In conjunction with the 2023 Fotografia Europea festival, titled Europe Matters: Visions of a Restless Identity, Collezione Maramotti is presenting No Home from War: Tales of Survival and Loss, the first Italian exhibition by photojournalist Ivor Prickett.
With over fifty photographs taken in conflict zones from 2006 to 2022, No Home from War is the largest show of Prickett’s work to date. The exhibition retraces Prickett’s career to date, following the chronological order of the photos. From 2006 to 2010, his work in the Balkans and the Caucasus centred above all on individuals and small family groups, as units of resistance embodying the struggle for re-existence.
In his photos of the Serbian minority in Croatia, displaced by the war in ’90s, or his portraits of the Georgian Mingrelian population in Abkhazia, one can feel a loneliness as commonplace as it is profound.
The humanitarian crisis sparked by the war in Syria, with millions of refugees in the Middle East and migrants in Europe, is the subject of a body of work that Prickett made between 2013 and 2015. Here, his focus shifts from private life to the outside world: it captures a time when people were being forced to move, filling refugee camps or risking their lives to embark on journeys into the unknown.
Prickett also documented the brutal war against the Islamic State (ISIS) in Iraq and Syria from 2016 to 2018, eliminating every spatial and temporal distance from the scene of conflict and taking photos on the front lines, where he was embedded with Iraqi forces.

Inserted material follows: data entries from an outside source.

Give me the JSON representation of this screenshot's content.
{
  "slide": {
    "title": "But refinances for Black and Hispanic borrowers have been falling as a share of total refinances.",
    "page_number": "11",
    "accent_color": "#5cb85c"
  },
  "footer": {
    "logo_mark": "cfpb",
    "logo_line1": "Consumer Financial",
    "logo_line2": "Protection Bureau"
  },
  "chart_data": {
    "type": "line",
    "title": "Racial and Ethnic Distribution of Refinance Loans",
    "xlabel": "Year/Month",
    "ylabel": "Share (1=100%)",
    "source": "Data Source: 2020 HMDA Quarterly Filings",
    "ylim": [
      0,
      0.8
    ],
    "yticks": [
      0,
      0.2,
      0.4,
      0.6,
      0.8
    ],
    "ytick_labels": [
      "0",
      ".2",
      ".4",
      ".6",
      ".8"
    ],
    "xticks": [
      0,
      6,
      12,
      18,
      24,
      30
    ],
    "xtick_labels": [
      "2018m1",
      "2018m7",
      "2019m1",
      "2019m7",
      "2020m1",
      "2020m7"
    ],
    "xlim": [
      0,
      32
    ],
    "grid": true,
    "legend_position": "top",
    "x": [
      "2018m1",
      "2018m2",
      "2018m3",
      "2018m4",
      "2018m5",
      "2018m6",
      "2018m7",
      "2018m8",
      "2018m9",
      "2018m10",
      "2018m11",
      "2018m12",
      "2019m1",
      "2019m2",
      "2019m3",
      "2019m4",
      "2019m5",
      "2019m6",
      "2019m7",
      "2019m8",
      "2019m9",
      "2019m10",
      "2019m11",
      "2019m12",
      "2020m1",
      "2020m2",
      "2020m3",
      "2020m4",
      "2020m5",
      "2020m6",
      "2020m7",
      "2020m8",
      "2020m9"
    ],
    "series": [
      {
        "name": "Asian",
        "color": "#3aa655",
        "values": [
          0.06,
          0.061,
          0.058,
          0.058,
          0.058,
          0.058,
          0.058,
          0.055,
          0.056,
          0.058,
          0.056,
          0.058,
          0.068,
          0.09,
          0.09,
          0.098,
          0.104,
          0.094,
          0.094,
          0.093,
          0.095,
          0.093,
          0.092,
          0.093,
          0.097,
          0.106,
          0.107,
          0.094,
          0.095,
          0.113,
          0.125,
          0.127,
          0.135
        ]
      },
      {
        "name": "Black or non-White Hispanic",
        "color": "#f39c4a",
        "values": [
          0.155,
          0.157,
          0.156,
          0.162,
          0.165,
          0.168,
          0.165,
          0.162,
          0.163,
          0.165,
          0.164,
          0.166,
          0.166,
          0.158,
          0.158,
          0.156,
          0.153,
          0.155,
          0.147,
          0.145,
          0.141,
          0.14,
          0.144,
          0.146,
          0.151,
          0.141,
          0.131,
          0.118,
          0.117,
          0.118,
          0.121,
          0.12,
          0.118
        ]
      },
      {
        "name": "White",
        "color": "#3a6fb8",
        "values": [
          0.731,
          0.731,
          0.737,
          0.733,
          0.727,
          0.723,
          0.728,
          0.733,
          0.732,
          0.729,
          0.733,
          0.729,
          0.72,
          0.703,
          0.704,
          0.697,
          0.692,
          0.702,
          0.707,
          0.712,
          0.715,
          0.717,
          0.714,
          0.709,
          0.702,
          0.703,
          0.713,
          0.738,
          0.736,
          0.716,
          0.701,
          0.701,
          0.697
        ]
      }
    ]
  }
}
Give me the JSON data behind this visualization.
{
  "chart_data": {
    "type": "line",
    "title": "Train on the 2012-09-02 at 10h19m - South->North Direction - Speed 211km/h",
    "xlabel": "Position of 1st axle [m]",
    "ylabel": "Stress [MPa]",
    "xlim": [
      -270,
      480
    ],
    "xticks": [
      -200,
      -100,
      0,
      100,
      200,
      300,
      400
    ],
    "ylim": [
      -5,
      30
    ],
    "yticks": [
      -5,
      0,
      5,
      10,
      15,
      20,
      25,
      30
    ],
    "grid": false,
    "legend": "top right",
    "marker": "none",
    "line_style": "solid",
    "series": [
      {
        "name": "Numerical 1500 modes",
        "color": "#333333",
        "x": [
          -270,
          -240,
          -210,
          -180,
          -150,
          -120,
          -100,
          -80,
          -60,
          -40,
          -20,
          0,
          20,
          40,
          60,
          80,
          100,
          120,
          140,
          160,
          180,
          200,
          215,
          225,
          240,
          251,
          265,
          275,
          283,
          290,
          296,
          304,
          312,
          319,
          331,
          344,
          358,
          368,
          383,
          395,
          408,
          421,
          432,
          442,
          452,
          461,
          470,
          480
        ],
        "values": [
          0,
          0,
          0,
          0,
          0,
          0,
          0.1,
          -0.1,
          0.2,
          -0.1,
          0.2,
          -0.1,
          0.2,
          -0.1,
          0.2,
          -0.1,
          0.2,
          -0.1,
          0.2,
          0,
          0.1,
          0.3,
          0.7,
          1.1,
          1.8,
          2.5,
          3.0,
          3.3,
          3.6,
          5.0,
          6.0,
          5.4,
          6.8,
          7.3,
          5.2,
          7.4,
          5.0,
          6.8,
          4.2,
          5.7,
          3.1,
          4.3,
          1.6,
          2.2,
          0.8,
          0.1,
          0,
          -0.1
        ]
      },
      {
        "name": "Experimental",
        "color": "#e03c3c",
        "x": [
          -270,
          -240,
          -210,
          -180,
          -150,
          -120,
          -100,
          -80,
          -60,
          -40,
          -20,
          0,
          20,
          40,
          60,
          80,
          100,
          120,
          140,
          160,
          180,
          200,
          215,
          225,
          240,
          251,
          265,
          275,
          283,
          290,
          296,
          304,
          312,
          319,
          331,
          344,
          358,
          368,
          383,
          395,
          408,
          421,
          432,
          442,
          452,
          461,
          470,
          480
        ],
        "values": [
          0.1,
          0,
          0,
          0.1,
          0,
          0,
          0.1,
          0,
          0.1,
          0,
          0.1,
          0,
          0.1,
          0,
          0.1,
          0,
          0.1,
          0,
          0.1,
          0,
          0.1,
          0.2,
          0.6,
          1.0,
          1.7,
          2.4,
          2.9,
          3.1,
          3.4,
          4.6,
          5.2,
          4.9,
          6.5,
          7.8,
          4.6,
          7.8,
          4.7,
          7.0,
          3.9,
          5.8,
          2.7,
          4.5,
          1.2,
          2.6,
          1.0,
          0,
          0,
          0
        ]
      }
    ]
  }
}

With the outbreak of the war in Ukraine in 2022, Prickett’s eye initially lingered on the collapsed buildings, the empty holes left by bombings: these vast architectural wounds become material, metaphysical signs of how domestic and personal space is being destroyed, opening a window onto the atrocity of the war now unfolding in Europe.
Through his framing and composition of the shots, and his choice not to alter the available light from which the figures, settings and details emerge, Prickett creates iconic images that echo classic subjects and motifs from religious iconography and art history.